A ‘whole of economy’ approach, with clear, straightforward requirements on the development frontier GPAI systems, possibly alongside a limited, clarifying framework on the use or development of non-frontier, comparatively low-risk systems.
17. Where do you see the greatest risks of gaps and inconsistencies with Australia’s existing laws for the development and deployment of AI?
There are several problems that need to be touched on here, I will list them out independently.
As I’ve emphasised, the biggest gap is that the development of superhuman AI poses a significant risk independent of its usage, and this situation is not adequately covered by any existing regulation in Australia.
The risk from superhuman GPAI will occur regardless of which jurisdiction the AI is developed in. To combat this risk, Australia needs to adopt regulation that is easy for other jurisdictions to replicate, encourage international cooperation on reducing catastrophic risk from superhuman AI (such as through additional treaties), and fund technical research into superhuman GPAI alignment which can be freely shared internationally.
The AI Safety Summit held at Bletchley Park in November 2023 is an example of the international cooperation we require, and Australia becoming a more active player here (with both technical solutions and regulatory recommendations) would be ideal.
I believe there is a lack of clarity around copyright rules for developing AI, though this may be my own personal lack of clarity, and I am less sure on this point than on the other opinions I have expressed here. I am of the opinion that we should allow developers to use copyrighted works to train any and all AI models, provided they acquired a copy of those copyrighted works fairly under existing laws (for example, buying a copy of a book or scraping internet data which is freely available).
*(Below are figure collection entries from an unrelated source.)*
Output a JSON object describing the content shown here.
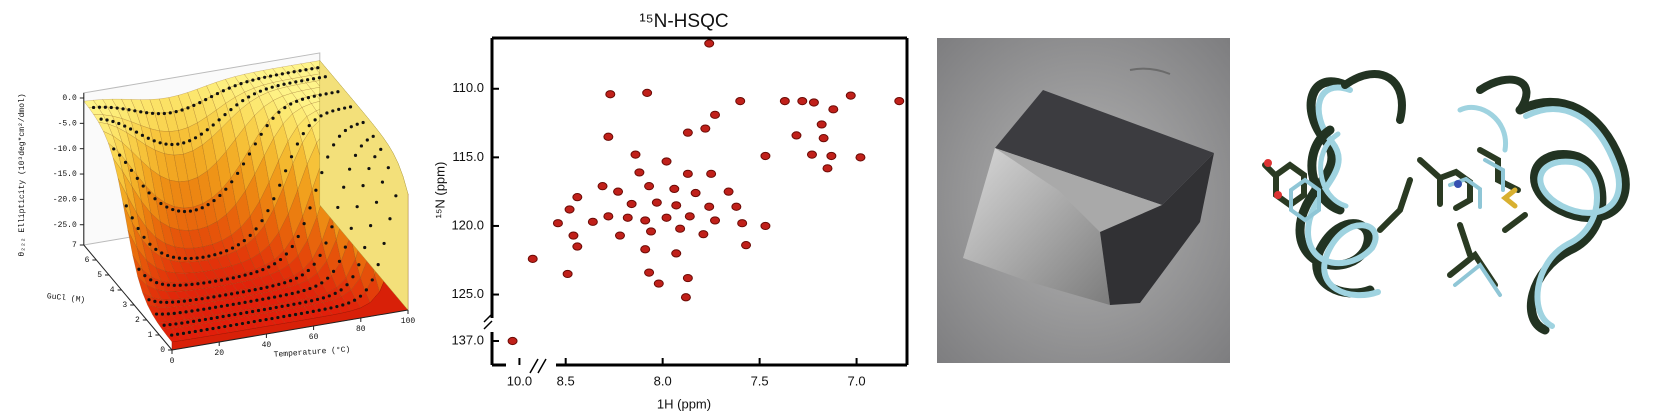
{
  "chart_data": [
    {
      "type": "surface3d",
      "zlabel": "θ₂₂₂ Ellipticity (10³deg*cm²/dmol)",
      "ylabel": "GuCl (M)",
      "xlabel": "Temperature (°C)",
      "xlim": [
        0,
        100
      ],
      "xticks": [
        0,
        20,
        40,
        60,
        80,
        100
      ],
      "ylim": [
        0,
        7
      ],
      "yticks": [
        0,
        1,
        2,
        3,
        4,
        5,
        6,
        7
      ],
      "zlim": [
        -29,
        1
      ],
      "zticks": [
        {
          "value": 0,
          "label": "0.0"
        },
        {
          "value": -5,
          "label": "-5.0"
        },
        {
          "value": -10,
          "label": "-10.0"
        },
        {
          "value": -15,
          "label": "-15.0"
        },
        {
          "value": -20,
          "label": "-20.0"
        },
        {
          "value": -25,
          "label": "-25.0"
        }
      ]
    },
    {
      "type": "scatter",
      "title": "¹⁵N-HSQC",
      "xlabel": "1H (ppm)",
      "ylabel": "¹⁵N (ppm)",
      "color": "#c0201a",
      "xlim": [
        8.88,
        6.74
      ],
      "ylim": [
        126.2,
        106.3
      ],
      "xticks": [
        {
          "value": 8.5,
          "label": "8.5"
        },
        {
          "value": 8,
          "label": "8.0"
        },
        {
          "value": 7.5,
          "label": "7.5"
        },
        {
          "value": 7,
          "label": "7.0"
        }
      ],
      "yticks": [
        {
          "value": 110,
          "label": "110.0"
        },
        {
          "value": 115,
          "label": "115.0"
        },
        {
          "value": 120,
          "label": "120.0"
        },
        {
          "value": 125,
          "label": "125.0"
        }
      ],
      "xlim_break": [
        10.2,
        9.85
      ],
      "ylim_break": [
        138.2,
        135.2
      ],
      "xticks_break": [
        {
          "value": 10,
          "label": "10.0"
        }
      ],
      "yticks_break": [
        {
          "value": 137,
          "label": "137.0"
        }
      ],
      "x": [
        7.76,
        8.27,
        8.08,
        7.6,
        7.37,
        7.28,
        7.22,
        7.12,
        7.03,
        6.78,
        7.73,
        7.87,
        7.78,
        7.18,
        7.31,
        7.17,
        8.28,
        8.14,
        7.98,
        7.47,
        7.23,
        7.13,
        6.98,
        7.15,
        8.12,
        7.87,
        7.75,
        8.31,
        8.23,
        8.07,
        7.94,
        7.83,
        7.66,
        8.44,
        8.16,
        8.03,
        7.93,
        7.76,
        7.62,
        8.48,
        8.28,
        8.18,
        8.09,
        7.98,
        7.86,
        7.73,
        7.59,
        7.47,
        8.54,
        8.36,
        8.46,
        8.22,
        8.06,
        7.91,
        7.79,
        7.57,
        8.44,
        8.09,
        7.93,
        8.67,
        8.49,
        8.07,
        7.87,
        8.02,
        7.88
      ],
      "y": [
        106.7,
        110.4,
        110.3,
        110.9,
        110.9,
        110.9,
        111.0,
        111.5,
        110.5,
        110.9,
        111.9,
        113.2,
        112.9,
        112.6,
        113.4,
        113.6,
        113.5,
        114.8,
        115.3,
        114.9,
        114.8,
        114.9,
        115.0,
        115.8,
        116.1,
        116.2,
        116.2,
        117.1,
        117.5,
        117.1,
        117.3,
        117.6,
        117.5,
        117.9,
        118.4,
        118.3,
        118.5,
        118.6,
        118.6,
        118.8,
        119.3,
        119.4,
        119.6,
        119.4,
        119.3,
        119.6,
        119.8,
        120.0,
        119.8,
        119.7,
        120.7,
        120.7,
        120.4,
        120.2,
        120.6,
        121.4,
        121.5,
        121.7,
        122.0,
        122.4,
        123.5,
        123.4,
        123.8,
        124.2,
        125.2
      ],
      "break_x": [
        10.05
      ],
      "break_y": [
        137.0
      ]
    }
  ]
}
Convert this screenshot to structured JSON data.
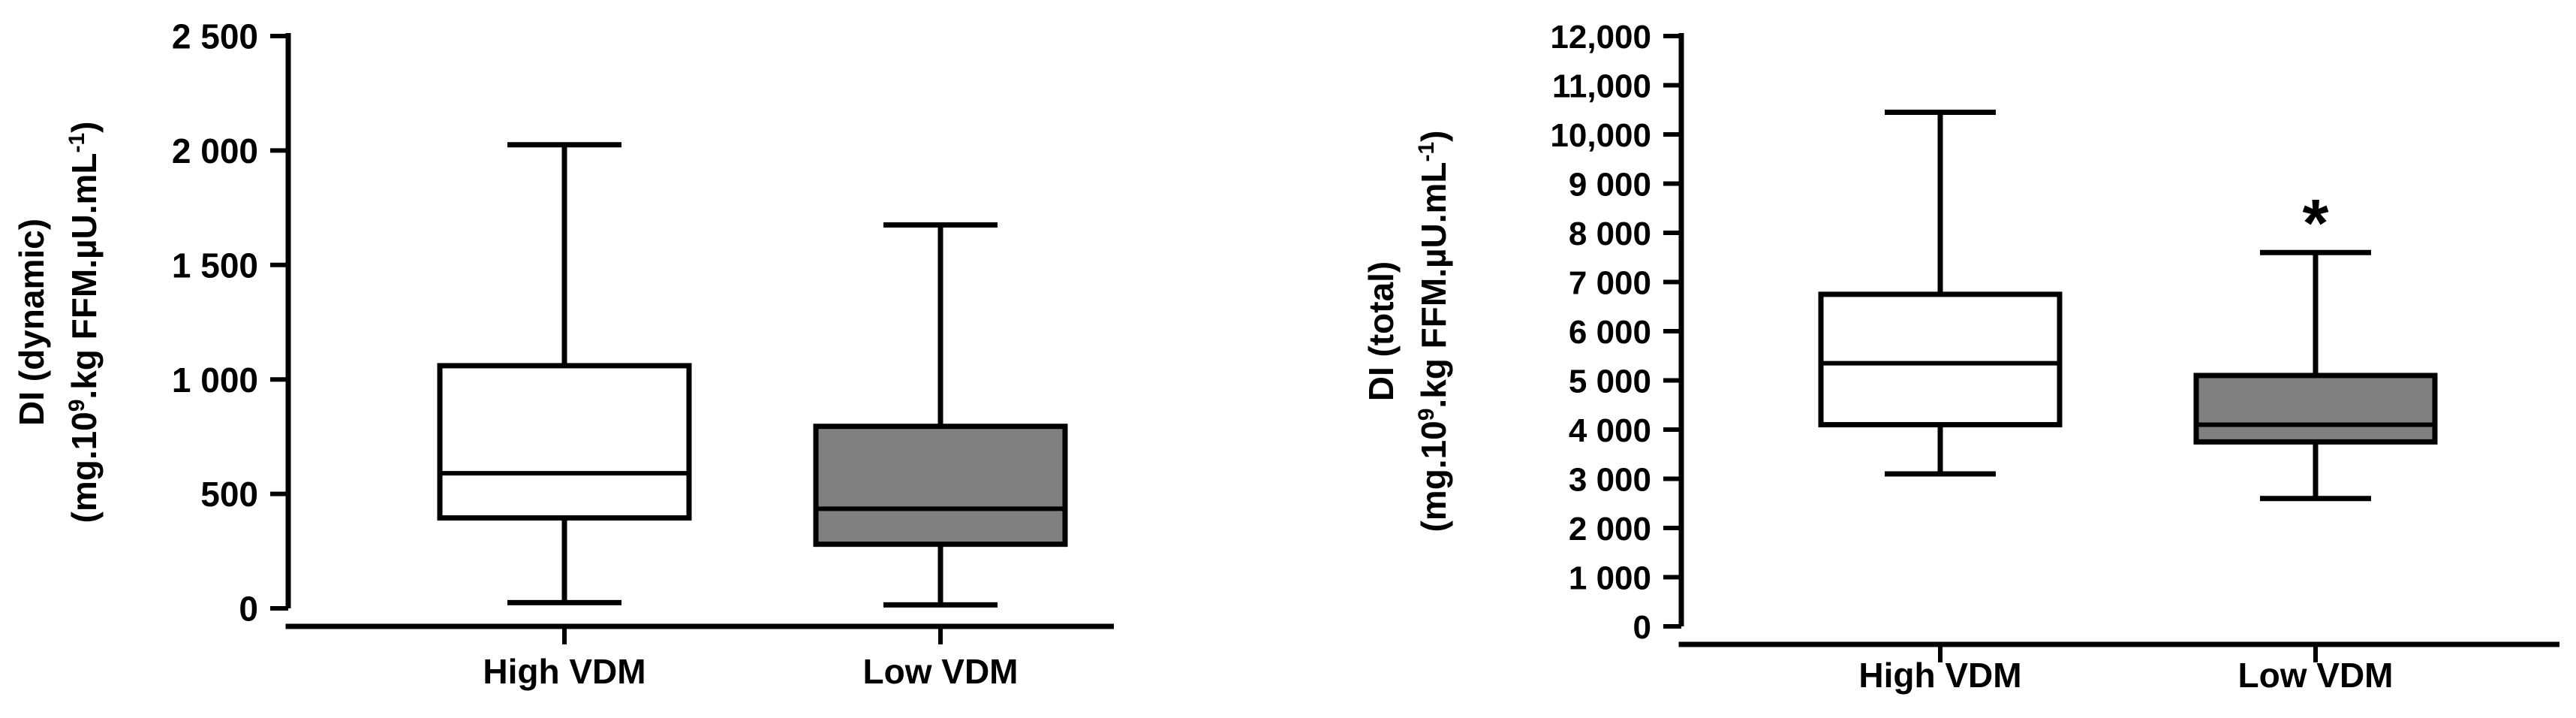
{
  "chart_data": [
    {
      "type": "box",
      "ylabel": {
        "line1": "DI (dynamic)",
        "line2_prefix": "(mg.10",
        "line2_sup1": "9",
        "line2_mid": ".kg FFM.µU.mL",
        "line2_sup2": "-1",
        "line2_suffix": ")"
      },
      "ylim": [
        0,
        2500
      ],
      "yticks": [
        {
          "value": 0,
          "label": "0"
        },
        {
          "value": 500,
          "label": "500"
        },
        {
          "value": 1000,
          "label": "1 000"
        },
        {
          "value": 1500,
          "label": "1 500"
        },
        {
          "value": 2000,
          "label": "2 000"
        },
        {
          "value": 2500,
          "label": "2 500"
        }
      ],
      "categories": [
        "High VDM",
        "Low VDM"
      ],
      "boxes": [
        {
          "name": "High VDM",
          "min": 25,
          "q1": 395,
          "median": 590,
          "q3": 1060,
          "max": 2025,
          "fill": "#ffffff"
        },
        {
          "name": "Low VDM",
          "min": 15,
          "q1": 280,
          "median": 435,
          "q3": 795,
          "max": 1675,
          "fill": "#808080"
        }
      ],
      "annotations": []
    },
    {
      "type": "box",
      "ylabel": {
        "line1": "DI (total)",
        "line2_prefix": "(mg.10",
        "line2_sup1": "9",
        "line2_mid": ".kg FFM.µU.mL",
        "line2_sup2": "-1",
        "line2_suffix": ")"
      },
      "ylim": [
        0,
        12000
      ],
      "yticks": [
        {
          "value": 0,
          "label": "0"
        },
        {
          "value": 1000,
          "label": "1 000"
        },
        {
          "value": 2000,
          "label": "2 000"
        },
        {
          "value": 3000,
          "label": "3 000"
        },
        {
          "value": 4000,
          "label": "4 000"
        },
        {
          "value": 5000,
          "label": "5 000"
        },
        {
          "value": 6000,
          "label": "6 000"
        },
        {
          "value": 7000,
          "label": "7 000"
        },
        {
          "value": 8000,
          "label": "8 000"
        },
        {
          "value": 9000,
          "label": "9 000"
        },
        {
          "value": 10000,
          "label": "10,000"
        },
        {
          "value": 11000,
          "label": "11,000"
        },
        {
          "value": 12000,
          "label": "12,000"
        }
      ],
      "categories": [
        "High VDM",
        "Low VDM"
      ],
      "boxes": [
        {
          "name": "High VDM",
          "min": 3100,
          "q1": 4100,
          "median": 5350,
          "q3": 6750,
          "max": 10450,
          "fill": "#ffffff"
        },
        {
          "name": "Low VDM",
          "min": 2600,
          "q1": 3750,
          "median": 4100,
          "q3": 5100,
          "max": 7600,
          "fill": "#808080"
        }
      ],
      "annotations": [
        {
          "category": "Low VDM",
          "text": "*"
        }
      ]
    }
  ]
}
Regulatory burdens which delay deployment of existing AI within Australia would be unfortunate for Australian consumers and businesses. The EU is already in this situation, with deployment of AI models from Anthropic, OpenAI, and Apple all being delayed.
Even small delays -- on the order of a few months -- could significantly impact the competitiveness of Australian developers, and of consumers who would otherwise use this technology. The relative performance of AI is moving so quickly that using a model six months out of date is a significant detriment to many users, especially those who are working in the field of AI.
It is very important any regulation is focused and limited, ideally limited only to the development and first deployment of frontier GPAI systems that could pose an existential risk.